Reconhecemos que não há bem nenhum em nós mesmos, e clamamos pela misericórdia divina. Toda distinção e honra é Cristo quem nos confere. Reconhecer-se indigno é o primeiro sinal de que a santidade de Deus estão sendo manifestadas na vida de alguém. Foi assim com Isaías: “Ai de mim, estou perdido” (Is 6.5), foi assim com Pedro: “Senhor, retira-te de mim, porque sou pecador” (Lc 5.8)

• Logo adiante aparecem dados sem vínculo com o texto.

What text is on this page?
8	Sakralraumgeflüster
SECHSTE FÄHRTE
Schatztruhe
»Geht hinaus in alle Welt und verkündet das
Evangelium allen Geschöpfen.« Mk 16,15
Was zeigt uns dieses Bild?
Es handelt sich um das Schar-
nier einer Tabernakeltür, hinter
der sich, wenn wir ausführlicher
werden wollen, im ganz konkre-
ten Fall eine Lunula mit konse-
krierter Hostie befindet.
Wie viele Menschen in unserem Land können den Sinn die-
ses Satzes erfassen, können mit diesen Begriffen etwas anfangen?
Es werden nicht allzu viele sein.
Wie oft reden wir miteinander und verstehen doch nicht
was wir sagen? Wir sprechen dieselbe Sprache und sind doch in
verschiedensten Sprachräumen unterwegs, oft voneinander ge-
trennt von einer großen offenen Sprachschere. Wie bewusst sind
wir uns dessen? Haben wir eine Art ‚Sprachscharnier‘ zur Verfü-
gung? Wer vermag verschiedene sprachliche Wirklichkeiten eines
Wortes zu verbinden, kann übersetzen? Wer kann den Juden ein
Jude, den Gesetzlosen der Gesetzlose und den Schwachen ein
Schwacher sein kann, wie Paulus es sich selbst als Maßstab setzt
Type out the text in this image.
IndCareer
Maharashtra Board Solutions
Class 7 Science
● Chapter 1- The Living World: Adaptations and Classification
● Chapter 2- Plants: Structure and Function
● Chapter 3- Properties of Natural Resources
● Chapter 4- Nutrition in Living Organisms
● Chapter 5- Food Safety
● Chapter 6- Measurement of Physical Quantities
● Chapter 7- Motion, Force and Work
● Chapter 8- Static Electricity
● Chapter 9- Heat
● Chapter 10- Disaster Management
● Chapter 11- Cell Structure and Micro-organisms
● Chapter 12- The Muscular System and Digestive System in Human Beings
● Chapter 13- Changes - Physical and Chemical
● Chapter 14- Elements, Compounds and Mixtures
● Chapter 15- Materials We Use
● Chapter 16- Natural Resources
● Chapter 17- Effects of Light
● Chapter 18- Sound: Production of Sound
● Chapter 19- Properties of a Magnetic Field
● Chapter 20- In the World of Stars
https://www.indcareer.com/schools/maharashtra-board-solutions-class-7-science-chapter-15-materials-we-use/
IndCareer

Sim, somos todos doentes, famintos e esfarrapados. Apesardisto, o apóstolo Paulo sempre começa suas epístolas referindo-se “aos santos” que vivem em Éfeso, em Filipos... e até mesmo a mais problemática igreja do Novo Testamento, Corinto, Paulo chama seus membros como “santificados em Cristo”. Quer maior graça que esta? Um complexado pecador ser chamado de santo?

O que é um cristão? É um mendigo que descobriu onde tem comida. O que é evangelização? É contar para outros mendigos onde tem comida da boa. Sim, não passamos de mendigos que descobriram onde banquetear-se. Não passamos de convidados para uma ceia – e o convite veio não porque fôssemos dignos, mas porque Aquele que convida é misericordioso.